I understand that 'w' = write, 'r' = read, and 'b' = binary. I also understand that you can combine them in a number of different ways, see Confused by python file mode "w+", which contains a list of possible combinations. However, I've never seen 'w' and 'r' together.
What is their behavior when together? For example, 'r+' allows reading and writing, and 'w+' does the same, except that it truncates the file beforehand. But what does 'wr' do?
The description in the Python 2.x docs suggests you would be able to both read and write to the file without closing it.

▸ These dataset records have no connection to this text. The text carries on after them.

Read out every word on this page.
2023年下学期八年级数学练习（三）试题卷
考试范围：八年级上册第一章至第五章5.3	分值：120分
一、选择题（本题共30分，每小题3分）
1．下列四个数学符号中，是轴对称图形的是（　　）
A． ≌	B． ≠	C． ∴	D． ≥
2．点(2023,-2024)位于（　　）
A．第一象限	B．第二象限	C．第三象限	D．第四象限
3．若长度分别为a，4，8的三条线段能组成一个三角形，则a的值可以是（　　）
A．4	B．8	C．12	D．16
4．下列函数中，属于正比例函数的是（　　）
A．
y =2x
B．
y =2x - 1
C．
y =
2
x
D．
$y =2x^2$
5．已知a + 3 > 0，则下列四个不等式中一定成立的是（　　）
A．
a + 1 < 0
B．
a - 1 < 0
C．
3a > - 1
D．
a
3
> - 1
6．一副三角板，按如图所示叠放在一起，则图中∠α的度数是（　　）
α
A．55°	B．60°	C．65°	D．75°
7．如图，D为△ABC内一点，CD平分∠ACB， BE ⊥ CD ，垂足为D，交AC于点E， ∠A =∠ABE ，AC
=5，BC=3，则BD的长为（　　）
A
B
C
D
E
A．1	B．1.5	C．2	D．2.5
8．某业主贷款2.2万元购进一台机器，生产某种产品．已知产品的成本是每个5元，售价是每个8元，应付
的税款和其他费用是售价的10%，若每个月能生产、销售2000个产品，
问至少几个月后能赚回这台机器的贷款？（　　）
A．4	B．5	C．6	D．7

However, the behavior is not so.
Example:
f = open('myfile', 'wr')
f.write('THIS IS A TEST')
f.read()
Traceback (most recent call last):
File "<stdin>", line 1, in <module>
IOError: [Errno 9] Bad file descriptor
It will write, however not read. If we open the file with the option reversed:
f = open('myfile', 'rw')
f.read()
f.write('THIS IS ALSO A TEST')
Traceback (most recent call last):
File "<stdin>", line 1, in <module>
IOError: [Errno 9] Bad file descriptor
Observed behavior is that the open() function only takes the first character for file opening option, and disregards the rest except if it ends in a 'b', which would donate that it would be opened in binary mode.